Cardiovascular and metabolic diseases are a primary cause of morbidity and mortality worldwide. Diet is a major risk factor for cardio-metabolic health, but is challenging to study in part because metabolic response to diet is highly individualised. Characterising the molecular pathways that mediate personalised responses to diet is critical to effectively tackle the current epidemic. Epigenetic mechanisms are key regulators of gene function that can change in response to external stimuli, including diet.

The DIMENSION consortium investigates dynamically the causal impacts of diet on epigenetic regulation of gene function across tissues, and their impact on subsequent cardio-metabolic health outcomes. The work programme is based on (i) targeted postprandial and nutritional intervention studies to tackle the causal relationships between diet, epigenetic modifications and gene function, in combination with (ii) state-of-the-art analyses to characterize the links between diet, epigenetics, and cardio-metabolic health using novel diet measures including metabolomics in extensively studied cohorts, and (iii) functional follow-up experiments assessing the impact of diet-induced epigenetic and transcriptomic signals at the level of cells, within and across tissues.

Results from DIMENSION consortium so far have contributed to workflow component (ii) characterizing links between diet, epigenetics, and cardio-metabolic health, with contributions to 5 specific outputs to date. Examples include identification of epigenetic signatures of diet quality (Do et al. 2020 and Ma et al. 2020), and biological interactions between genetic variants driving differential methylation and gene expression in the early pathogenesis of T2D (Liu et al. 2019). To aid large-scale epigenomic data processing and quality assessment DIMENSION consortium partners have also developed computational tools for methylome data analysis (DNAmArray). Ongoing work focuses on epigenomic and transcriptomic signatures of specific dietary intakes, and their links with cardio-metabolic health.

The consortium has also completed epigenetic profiling from three targeted postprandial and nutritional intervention studies as part of workflow component (i), and data analysis is underway. These data allow the exploration of causal relationships between diet, epigenetics and gene function. Lastly, DIMENSION partners have initiated experiments that tackle the final component of the workflow, assessing functional impacts of diet-induced epigenetic and transcriptomic signals.

The DIMENSION consortium aims to deliver novel mechanistic insights into how exactly nutritional modifications can modulate the regulatory and functional genome to promote cardio-metabolic health. These insights will complement traditional population-based guidelines and have potential impacts to inform the rapidly evolving area of individualised nutrition-based strategies.
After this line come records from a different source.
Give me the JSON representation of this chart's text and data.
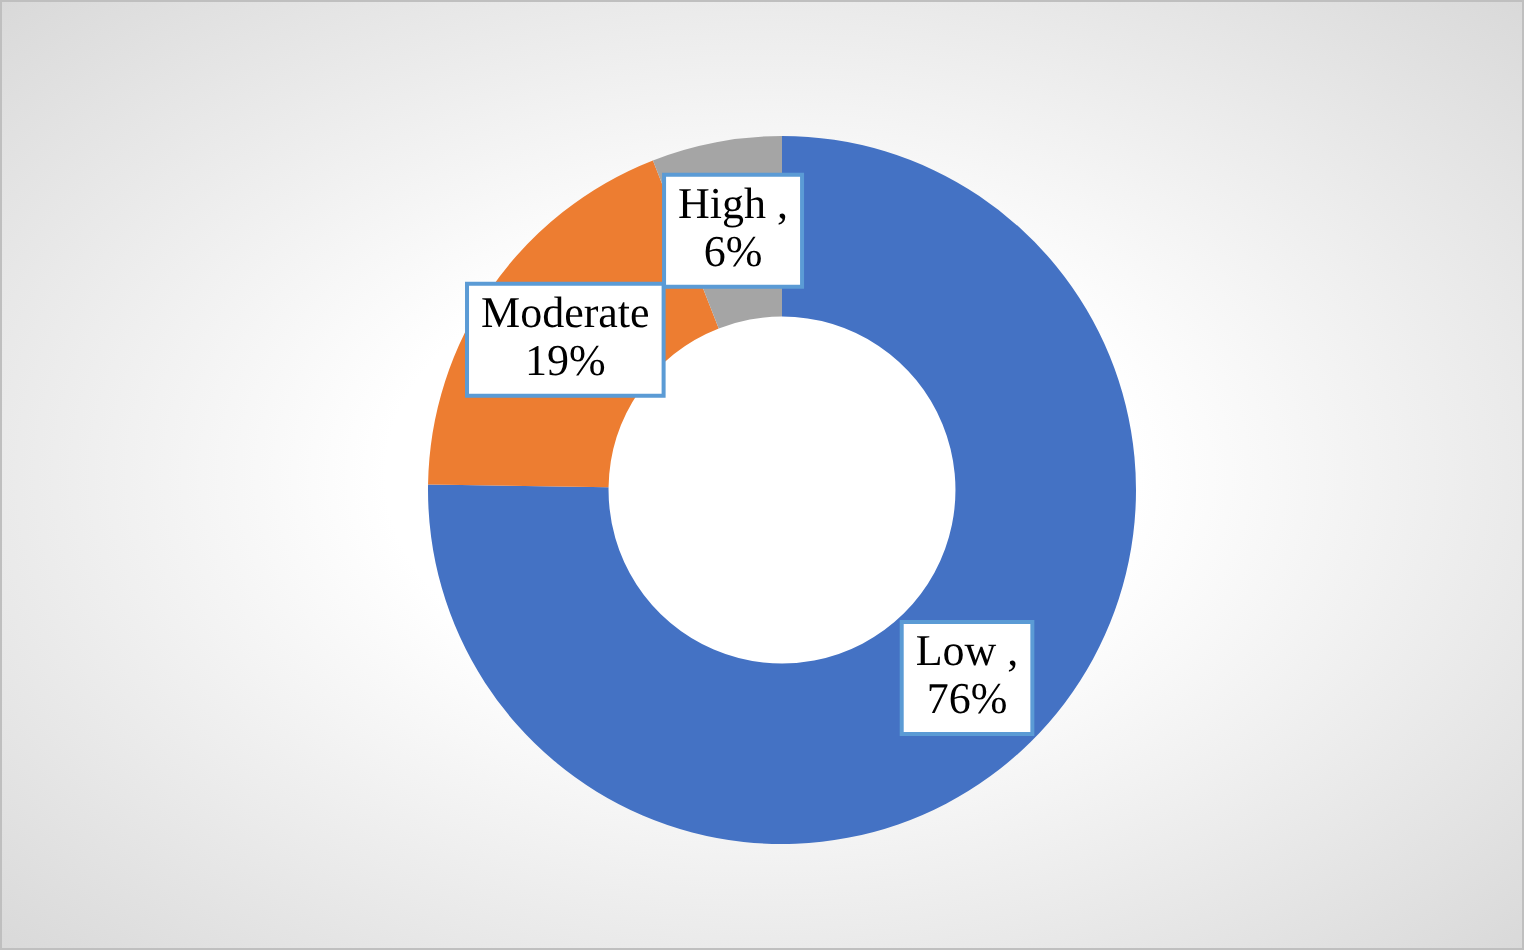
{
  "chart_data": {
    "type": "donut",
    "categories": [
      "Low",
      "Moderate",
      "High"
    ],
    "values": [
      76,
      19,
      6
    ],
    "colors": [
      "#4472c4",
      "#ed7d31",
      "#a5a5a5"
    ],
    "value_labels": [
      ", 76%",
      "19%",
      ", 6%"
    ],
    "legend": false
  }
}
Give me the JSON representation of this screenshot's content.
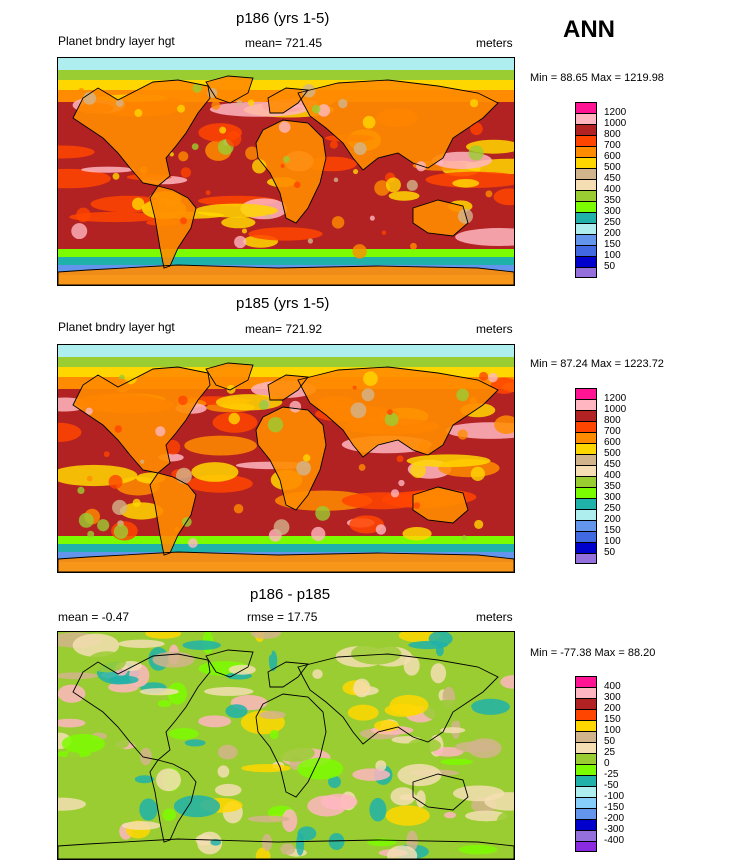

Analyses within DIMENSION consortium datasets so far have contributed towards identifying epigenetic signatures of habitual diet quality (Do et al. 2020 and Ma et al. 2020), many of which were also associated with multiple health outcomes (Ma et al. 2020). We also contributed to identification of biological interactions between genetic variants underlying differential methylation and expression in the early pathogenesis of T2D (Liu et al. 2019). Our epigenome-wide analyses of lipid metabolites provide evidence of a link between DNA methylation with lipid compositions and lipid concentrations of different lipoprotein size subclasses, thus offering in-depth insights into well-known associations of DNA methylation with total serum lipids. A larger consortium analysis in currently underway (Gomez Alsonso et al. 2020).

Omixer, a Bioconductor package for multivariate and reproducible sample randomization in omics studies has been developed and can be accessed here.

Analysis of dietary-induced dynamic epigenetic and transcriptional profiles, and further dietary and cardio-metabolic health population-based epigenomic analyses are currentlyunderway.